Baltic Trading, a newly listed shipping company controlled by Genco Shipping and Trading, may do a secondary offering this year to buy more ships, Chief Financial Officer John Wobensmith said.
The New York-based carrier of commodities such as iron ore and coal will put all its vessels in the spot market, a strategy opposite to that of Genco, and will maintain zero debt, Wobensmith said in his first interview after last month's IPO.
"Investors have an appetite to get spot exposure, and there really isn't any other drybulk company out there right now that can give you that spot exposure," said Wobensmith, who is also Genco's Chief Financial Officer. "The whole concept of Baltic is not just to be a spot player, but to give a good payback on dividend and have no leverage."
Baltic Trading raised $228 million (Dh836.76m) in its IPO, pricing the 16.3 million common shares at $14 each, the lower end of the target range of $14 to $16. The company used the proceeds in the purchase of six ships.
Baltic fell 10 cents, or 0.7 per cent, to $13.90 on the New York Stock Exchange yesterday.

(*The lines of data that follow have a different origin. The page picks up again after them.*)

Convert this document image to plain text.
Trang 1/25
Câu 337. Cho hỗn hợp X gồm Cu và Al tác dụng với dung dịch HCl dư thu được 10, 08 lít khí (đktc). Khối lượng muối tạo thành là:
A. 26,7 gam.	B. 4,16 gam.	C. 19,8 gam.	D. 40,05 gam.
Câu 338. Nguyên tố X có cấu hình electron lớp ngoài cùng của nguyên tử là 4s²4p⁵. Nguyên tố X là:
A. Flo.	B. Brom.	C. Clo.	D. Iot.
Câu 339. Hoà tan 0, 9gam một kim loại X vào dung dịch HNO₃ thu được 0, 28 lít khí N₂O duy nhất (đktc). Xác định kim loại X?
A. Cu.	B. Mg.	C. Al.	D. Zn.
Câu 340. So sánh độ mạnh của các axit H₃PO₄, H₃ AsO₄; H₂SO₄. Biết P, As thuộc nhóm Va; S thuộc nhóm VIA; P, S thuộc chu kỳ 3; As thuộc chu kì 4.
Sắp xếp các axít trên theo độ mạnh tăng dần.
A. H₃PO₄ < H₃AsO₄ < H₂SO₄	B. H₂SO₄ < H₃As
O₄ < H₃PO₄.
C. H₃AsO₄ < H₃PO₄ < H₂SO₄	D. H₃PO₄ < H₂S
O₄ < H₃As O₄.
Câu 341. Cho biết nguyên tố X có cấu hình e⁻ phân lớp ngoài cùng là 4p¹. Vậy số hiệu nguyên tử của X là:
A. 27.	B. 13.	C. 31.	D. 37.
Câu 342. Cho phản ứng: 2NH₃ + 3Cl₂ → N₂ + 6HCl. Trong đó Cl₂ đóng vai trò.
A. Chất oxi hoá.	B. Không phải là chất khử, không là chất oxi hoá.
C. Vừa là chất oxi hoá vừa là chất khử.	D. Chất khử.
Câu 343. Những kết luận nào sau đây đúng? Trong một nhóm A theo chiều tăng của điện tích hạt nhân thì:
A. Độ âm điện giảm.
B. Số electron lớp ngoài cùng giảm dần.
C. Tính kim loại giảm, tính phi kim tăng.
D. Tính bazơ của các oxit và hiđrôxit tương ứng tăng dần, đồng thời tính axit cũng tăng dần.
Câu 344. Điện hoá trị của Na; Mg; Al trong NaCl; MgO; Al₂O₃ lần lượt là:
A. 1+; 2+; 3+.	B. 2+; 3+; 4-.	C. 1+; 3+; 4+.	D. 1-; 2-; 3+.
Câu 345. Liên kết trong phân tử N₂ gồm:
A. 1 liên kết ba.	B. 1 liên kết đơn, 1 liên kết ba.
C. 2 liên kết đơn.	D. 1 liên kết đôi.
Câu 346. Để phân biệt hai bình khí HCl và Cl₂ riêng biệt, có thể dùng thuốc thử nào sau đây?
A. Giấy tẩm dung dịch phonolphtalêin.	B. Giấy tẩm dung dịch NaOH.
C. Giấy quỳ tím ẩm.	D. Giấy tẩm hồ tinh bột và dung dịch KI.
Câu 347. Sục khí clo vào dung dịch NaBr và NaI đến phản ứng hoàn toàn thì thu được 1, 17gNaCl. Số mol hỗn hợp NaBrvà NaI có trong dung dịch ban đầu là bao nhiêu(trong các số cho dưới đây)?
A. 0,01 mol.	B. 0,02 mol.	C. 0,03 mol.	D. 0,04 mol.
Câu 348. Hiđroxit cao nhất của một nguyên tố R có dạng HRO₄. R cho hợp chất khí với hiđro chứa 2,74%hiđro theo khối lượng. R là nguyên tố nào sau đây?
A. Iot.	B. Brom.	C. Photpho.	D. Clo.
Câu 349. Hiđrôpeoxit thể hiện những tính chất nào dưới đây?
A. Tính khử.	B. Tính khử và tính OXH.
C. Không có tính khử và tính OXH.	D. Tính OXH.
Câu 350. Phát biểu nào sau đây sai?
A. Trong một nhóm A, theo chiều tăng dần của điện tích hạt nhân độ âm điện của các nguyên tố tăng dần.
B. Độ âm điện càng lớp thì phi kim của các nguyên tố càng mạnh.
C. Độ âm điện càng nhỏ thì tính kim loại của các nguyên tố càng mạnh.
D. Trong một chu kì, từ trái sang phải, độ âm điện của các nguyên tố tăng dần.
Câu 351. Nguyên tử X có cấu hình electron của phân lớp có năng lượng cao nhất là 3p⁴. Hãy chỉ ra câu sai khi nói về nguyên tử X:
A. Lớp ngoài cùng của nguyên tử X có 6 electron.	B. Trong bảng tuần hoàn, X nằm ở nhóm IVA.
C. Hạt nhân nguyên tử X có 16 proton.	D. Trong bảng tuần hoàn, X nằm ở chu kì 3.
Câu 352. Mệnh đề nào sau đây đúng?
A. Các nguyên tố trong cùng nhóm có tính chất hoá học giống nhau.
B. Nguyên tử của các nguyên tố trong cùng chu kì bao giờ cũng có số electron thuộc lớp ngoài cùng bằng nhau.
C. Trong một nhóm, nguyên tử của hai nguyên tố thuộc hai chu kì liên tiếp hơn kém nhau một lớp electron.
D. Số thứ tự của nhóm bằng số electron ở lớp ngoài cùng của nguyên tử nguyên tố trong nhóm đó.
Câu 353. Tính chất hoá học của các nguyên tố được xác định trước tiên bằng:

The shares fell 0.3 per cent in their first day of trading March 10, reached as high as $14.27 on March 11 and dropped as low as $13.05 on March 19.
"I don't think you ever expect shares to trade below IPO," Wobensmith said. "We were surprised by it."
Baltic Trading is "an equity-financed company" and will use debt only as a short-term bridge facility, Wobensmith said, adding that more equity offerings are planned to expand the fleet.
"We are definitely planning this year, but it all comes down to finding the right assets, being comfortable with what you are paying and the return numbers, and obviously the equity market," he said.
Baltic Trading's initial fleet includes two 2010-built capesize vessels, which can carry 177,000 metric tonnes of commodities, and four 2009-built supramaxes, which can haul 53,000 metric tonnes of commodities.
Because of zero interest costs, the break-even rate for the capesize will be relatively lower at about $7,000 a day, Wobensmith said. Capesize rates averaged $35,250 a day as of April 1, according to the Baltic Exchange. The Baltic Capesize Index fell 1.5 per cent to 3,377 yesterday.
Baltic Index declines
The Baltic Dry Index fell again as rates dropped to hire larger iron-ore and coal transporters on trans-Atlantic voyages on Tuesday.
The index tracking transport costs on international trade routes declined 10 points, or 0.3 per cent, to 2,981 points, according to the Baltic Exchange. Rates to charter a capesize ship, the biggest in the gauge, for a 30- to 45-day Atlantic Ocean trip starting and ending in Western Europe slid 3.6 per cent to $28,136 a day, the lowest since September 25.
Shipping rates may find support after iron-ore producer Vale said it switched to quarterly supply accords from annual agreements, according to Dahlman Rose. More ore is hauled at sea than any other dry-bulk good. The change permits a "more flexible approach", said Vale, the world's biggest producer of the steelmaking raw material.
"With more stability and increased visibility into iron-ore pricing, we believe the dry-bulk market can begin to better reflect the stronger environment," Omar Nokta, head of research at Dahlman in New York, said in an e-mailed note. The announcement from Vale was "a positive step", he said.
Rates to hire capesizes, capable of hauling 155,000 metric-tonne cargoes, fell 2.4 per cent on Tuesday to $29,919 a day. They will average $35,750 a day this quarter, according to forward freight agreement data from Imarex ASA. FFAs are used to bet on or hedge against future movements in shipping hire rates.